Écrit par : jean-claude castiglioni | samedi, 12 décembre 2009
J'ai été second mécanicien sur le BANFORA du 3.1956 au 11.1956. Je suis intéressé par toutes photographies de manifs sur ce navire à cette époque.
jp.picone@orange.fr
Écrit par : PICONE Jean Pierre | lundi, 21 décembre 2009
Octobre 1955 Embarquement sur le Banfora à Dakar à destination de Cotonou. Aussitôt embauché aux cuisines et à la boucherie et invité à prendre les repas au poste d'équipage...le rêve d'un gamin de 20 ans. On me disait déja que c'était le dernier voyage,bpourtant lors d'un court séjour à Marseille en fin 57 j'avais retrouvé une connaissance en ville (dans un taxi) qui venait de quitter le Banfora où il était mécanicien. Il semble bien qu'il y eut des prolongation (j'étais EVDA et j'ai passé 21 mois au Dahomey à PARAKOU
Écrit par : Bertrand Guy | jeudi, 12 mai 2011
Bonjour,
En faisant des recherches sur des informations sur les navires sur lesquels le deuxième mari de ma grand-mère a commandé, je suis tombé sur ce blogue. Il s'appelait Jean-Baptiste Gonfard. Je ne l'ai malheureusement jamais connu car il est décédé avant que je naisse. Si vous avez des anecdoctes ou des histoires sur son compte ou sur la vie à bord, n'hésitez pas à me contacter. Je peux retrouver quelques photographies dans les affaires de ma grand-mère.
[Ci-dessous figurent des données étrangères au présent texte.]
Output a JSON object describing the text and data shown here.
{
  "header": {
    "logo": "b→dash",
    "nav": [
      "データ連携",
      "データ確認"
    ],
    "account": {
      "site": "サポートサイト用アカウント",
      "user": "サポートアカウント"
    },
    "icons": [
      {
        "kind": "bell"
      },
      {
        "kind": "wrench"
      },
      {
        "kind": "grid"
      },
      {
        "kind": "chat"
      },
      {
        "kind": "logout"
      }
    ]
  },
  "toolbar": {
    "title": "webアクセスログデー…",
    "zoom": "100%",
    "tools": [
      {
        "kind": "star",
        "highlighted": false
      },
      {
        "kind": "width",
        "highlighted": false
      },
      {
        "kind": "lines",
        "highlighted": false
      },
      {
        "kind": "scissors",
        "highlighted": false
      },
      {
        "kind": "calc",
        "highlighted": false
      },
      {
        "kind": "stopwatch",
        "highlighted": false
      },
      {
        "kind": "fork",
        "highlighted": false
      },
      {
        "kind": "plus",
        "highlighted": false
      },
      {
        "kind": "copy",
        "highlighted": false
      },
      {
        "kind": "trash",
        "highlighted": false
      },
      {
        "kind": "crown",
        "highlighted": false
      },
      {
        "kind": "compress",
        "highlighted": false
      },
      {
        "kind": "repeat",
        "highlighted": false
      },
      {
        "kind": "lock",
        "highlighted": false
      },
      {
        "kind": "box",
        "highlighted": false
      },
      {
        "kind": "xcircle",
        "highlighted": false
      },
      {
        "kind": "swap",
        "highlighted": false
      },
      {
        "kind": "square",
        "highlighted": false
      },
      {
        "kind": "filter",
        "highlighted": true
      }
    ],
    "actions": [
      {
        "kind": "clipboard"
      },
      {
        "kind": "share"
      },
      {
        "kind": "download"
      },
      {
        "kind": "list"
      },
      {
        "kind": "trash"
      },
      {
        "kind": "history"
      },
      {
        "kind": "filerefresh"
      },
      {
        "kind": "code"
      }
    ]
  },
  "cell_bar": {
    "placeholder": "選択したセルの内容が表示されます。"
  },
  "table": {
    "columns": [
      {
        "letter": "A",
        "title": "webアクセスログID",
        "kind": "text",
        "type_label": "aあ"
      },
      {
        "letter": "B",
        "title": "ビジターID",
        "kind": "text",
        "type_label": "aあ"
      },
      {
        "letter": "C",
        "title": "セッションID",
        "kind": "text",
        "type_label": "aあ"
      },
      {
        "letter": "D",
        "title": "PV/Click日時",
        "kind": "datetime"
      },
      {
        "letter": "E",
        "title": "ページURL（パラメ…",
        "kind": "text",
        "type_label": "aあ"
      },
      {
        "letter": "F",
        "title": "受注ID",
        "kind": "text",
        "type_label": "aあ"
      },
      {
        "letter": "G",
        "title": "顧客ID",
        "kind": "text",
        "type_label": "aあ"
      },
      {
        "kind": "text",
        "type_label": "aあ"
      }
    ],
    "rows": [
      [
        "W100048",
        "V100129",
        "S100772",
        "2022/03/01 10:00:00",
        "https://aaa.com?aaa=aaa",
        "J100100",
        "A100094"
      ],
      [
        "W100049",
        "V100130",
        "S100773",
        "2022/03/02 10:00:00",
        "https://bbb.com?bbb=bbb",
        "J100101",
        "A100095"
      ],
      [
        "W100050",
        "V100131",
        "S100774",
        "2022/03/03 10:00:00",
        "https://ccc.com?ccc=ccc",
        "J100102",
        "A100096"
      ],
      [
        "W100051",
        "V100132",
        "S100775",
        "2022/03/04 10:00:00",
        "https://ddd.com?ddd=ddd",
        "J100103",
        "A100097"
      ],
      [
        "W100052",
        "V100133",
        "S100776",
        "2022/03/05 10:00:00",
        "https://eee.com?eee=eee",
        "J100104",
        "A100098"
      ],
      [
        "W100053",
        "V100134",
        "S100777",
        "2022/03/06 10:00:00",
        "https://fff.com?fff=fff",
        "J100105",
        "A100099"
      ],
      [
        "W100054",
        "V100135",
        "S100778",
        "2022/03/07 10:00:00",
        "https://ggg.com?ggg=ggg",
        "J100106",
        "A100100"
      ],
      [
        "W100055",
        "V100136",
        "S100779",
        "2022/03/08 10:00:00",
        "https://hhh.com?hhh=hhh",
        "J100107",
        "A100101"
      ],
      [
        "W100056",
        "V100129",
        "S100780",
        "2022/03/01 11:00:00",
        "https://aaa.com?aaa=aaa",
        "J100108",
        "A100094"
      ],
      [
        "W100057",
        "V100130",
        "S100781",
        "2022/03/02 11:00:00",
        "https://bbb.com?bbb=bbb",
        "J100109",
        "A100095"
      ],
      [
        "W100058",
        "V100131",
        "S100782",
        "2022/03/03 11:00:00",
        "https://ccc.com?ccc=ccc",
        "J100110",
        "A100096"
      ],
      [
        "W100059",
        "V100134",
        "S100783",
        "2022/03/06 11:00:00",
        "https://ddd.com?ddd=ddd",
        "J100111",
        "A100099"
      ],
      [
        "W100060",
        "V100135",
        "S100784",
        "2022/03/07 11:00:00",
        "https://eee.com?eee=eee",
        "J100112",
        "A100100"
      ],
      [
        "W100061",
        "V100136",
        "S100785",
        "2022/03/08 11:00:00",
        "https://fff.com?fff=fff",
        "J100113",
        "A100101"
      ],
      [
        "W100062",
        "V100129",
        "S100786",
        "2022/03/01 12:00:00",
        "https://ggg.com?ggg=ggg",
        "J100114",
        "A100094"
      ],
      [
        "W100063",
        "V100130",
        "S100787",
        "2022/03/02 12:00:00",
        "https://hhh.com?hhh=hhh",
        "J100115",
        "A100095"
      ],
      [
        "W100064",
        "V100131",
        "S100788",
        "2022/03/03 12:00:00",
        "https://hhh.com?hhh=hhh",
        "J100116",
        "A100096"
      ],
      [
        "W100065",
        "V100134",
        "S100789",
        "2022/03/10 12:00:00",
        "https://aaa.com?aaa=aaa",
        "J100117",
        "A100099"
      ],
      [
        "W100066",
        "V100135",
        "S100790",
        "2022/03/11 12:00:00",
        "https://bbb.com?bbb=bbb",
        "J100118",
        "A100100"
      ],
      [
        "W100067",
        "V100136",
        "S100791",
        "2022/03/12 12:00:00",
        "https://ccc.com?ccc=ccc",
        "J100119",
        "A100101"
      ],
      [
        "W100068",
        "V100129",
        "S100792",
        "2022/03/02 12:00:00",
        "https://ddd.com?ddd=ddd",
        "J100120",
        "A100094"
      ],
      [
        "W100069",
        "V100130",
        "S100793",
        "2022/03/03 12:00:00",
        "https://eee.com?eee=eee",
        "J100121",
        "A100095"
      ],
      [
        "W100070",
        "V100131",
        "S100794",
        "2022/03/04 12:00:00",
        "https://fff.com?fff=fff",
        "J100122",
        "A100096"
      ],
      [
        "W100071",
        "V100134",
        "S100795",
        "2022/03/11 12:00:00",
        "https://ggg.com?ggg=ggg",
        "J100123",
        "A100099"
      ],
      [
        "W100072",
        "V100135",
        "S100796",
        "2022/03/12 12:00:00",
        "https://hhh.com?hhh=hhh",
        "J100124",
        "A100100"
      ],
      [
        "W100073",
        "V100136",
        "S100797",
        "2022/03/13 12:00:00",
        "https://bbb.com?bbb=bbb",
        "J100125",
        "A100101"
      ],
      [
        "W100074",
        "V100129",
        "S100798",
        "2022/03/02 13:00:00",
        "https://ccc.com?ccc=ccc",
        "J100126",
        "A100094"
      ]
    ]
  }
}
Écrit par : Xavier Vincent | jeudi, 01 septembre 2011
Vers 1955 j'étais sur le Banfora départ de Marseille pour Conakry
Écrit par : corazzini | samedi, 21 janvier 2012
J'ai voyagé à bord du Banfora pour me rendre en Afrique de l' Ouest où j'ai vécu de 1 à 19 ans. Les souvenirs de ces traversées sont impérissables. Je cherche à reconstituer avec mon frère et ma soeur les voyages de ce bateau entre les années 1940 et 1959. Un de mes souvenirs c'est une tempête dans le golfe du Lion et un mal de mer atroce mais c'est aussi les jeux les soirées et la boutique ou l'on pouvez acheter parfums et fanfreluches, ce sont les repas somptueux et la contemplation des mouvements de la mer avec le sillage du bateau. J'aimerais échanger des souvenirs. Est ce possible ? Une nostalgique de ce temps là car c'est toute ma jeunesse.
Écrit par : Menard Claude Xavière | mardi, 14 février 2012
1955 ou 1956 ? Je ne sais plus, retour définitif vers la France, sur le Banfora!
Embarquement à bord des chaloupes au wharf de Lomé.
Descente et montée à bord dans les nacelles, par mer formée : la peur de ma vie!
La climatisation du bord et son odeur caractéristique, ces repas, ces goûters pour enfants, les jeux et les bruits , les odeurs et la sacro-sainte passerelle où officiaient les Dieux!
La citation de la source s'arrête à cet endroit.